Dynamic Retail Pricing

In March 2017 McKinsey&Co published an article titled “How Retailers can drive profitable growth through dynamic pricing“, in which they state, that:

  • Dynamic pricing is a critical capability for competing in retail to drive revenue and margin growth, and
  • Dynamic pricing plays a crucial role in improving both consumer price perception and retailer profitability.

McKinsey&Co’s article describes five different methods of dynamic pricing each handled by separate modules working in parallel to generate price recommendations for every product in different product categories with different competitive attributes with respect to price sensitivity. The five modules each consist of rules and algorithms based on analytics and mathematical models, each constructed to handle five different cases:

KVI Module: this module addresses the Key Value Items, which are the top sellers and traffic generators, that consumers tend to remember. These are the most price sensitive products, or more generally speaking: cases or situations when the Price Elasticity of Demand >= 1. In the retail fuel market, this would equally apply to certain times of the day. This possibly relates to 80% of transactions generating only 20% af margin.

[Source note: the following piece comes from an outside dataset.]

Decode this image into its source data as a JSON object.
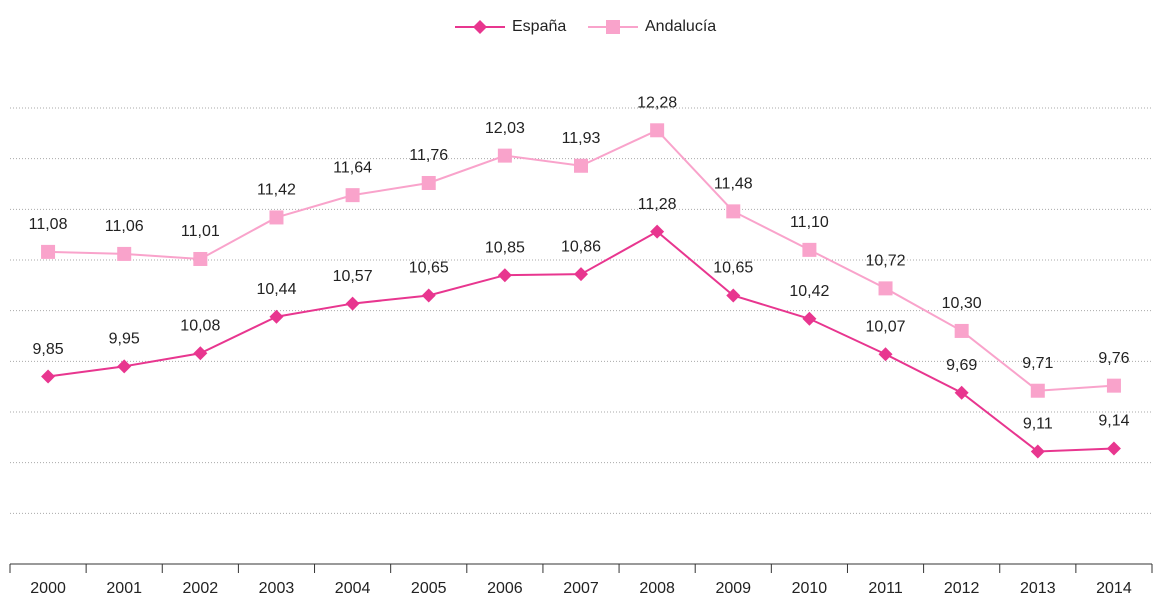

Long-Tail Module: with Long-Tail products McKinsey&Co’s article refers to products that are new or have no historical data. The key characteristic here is, that products typically have very low price sensitivity, since consumers have no comparison or no experience with them. Specifically in the case of retail fuel, the reason for low price sensitivity could also be the time of day, location, need, convenience, or the case where the customer isn’t paying for the fuel himself, because he drives a company car or has a fleet card.

Elasticity Module: this module actually addresses the core of dynamic pricing: price elasticity of demand and cross-price elasticity of demand. How does customer demand for a product respond to changes in its price over time and in relation to competitive products’ prices, as well as competitors’ pricing of the same product? This is the ultimate customer centric approach to pricing. The better knowledge you have of the price elasticities of demand, the better you can price to optimise profit and volume (market share) according to your goals. And if you can do this within minutes for each product at each location at any time, you have the perfect dynamic pricing solution.

Competitive-Response Module: this is a rule-based module that prices products as a rule-based response to competitors’ prices and price changes. It is the traditional pricing method of the price-follower who manually responds to what competitors do. This can obviously be improved with automated data collection and processing with decision-tree algorithms of various complexity.

Omnichannel Module: the purpose of this module is to coordinate prices between the retailer’s different channels, like online and offline, if applicable. In the case of fuel retailers this could serve as a differentiation between manned and unmanned stations, i.e. locations with convenience store and facilities versus locations with fuel pumps only and automated payment.

McKinsey&Co’s article illustrates with three case examples, how specific retailers have tailored dynamic-pricing methods to their particular business needs and objectives by carefully differentiating between products (SKUs) according to their demand attributes and applying the methods of one or more of the five modules described.

As McKinsey&Co point out, a best-in-class solution includes all five modules. However, developing such a world-class dynamic-pricing solution is no mundane task, but a rather complex project, that requires a task force of professional data scientists and IT specialists. And the team should preferably have a thorough understanding of the retailer’s industry, business context and objectives.

The reward that retail businesses can expect to capture from dynamic pricing is significant and sustained: McKinsey&Co states a typical impact of 5-10% in margin increase, and a volume growth of 2-5% – along with higher levels of customer satisfaction through improved price perception.

There is no doubt to me, that dynamic pricing offers a significant competitive advantage, and in view of a potentially shrinking retail fuel market indicated by future e-mobility and increasing market consolidation, dynamic pricing has become a necessary capability to grow or at least maintain profitability – especially for small and medium sized businesses.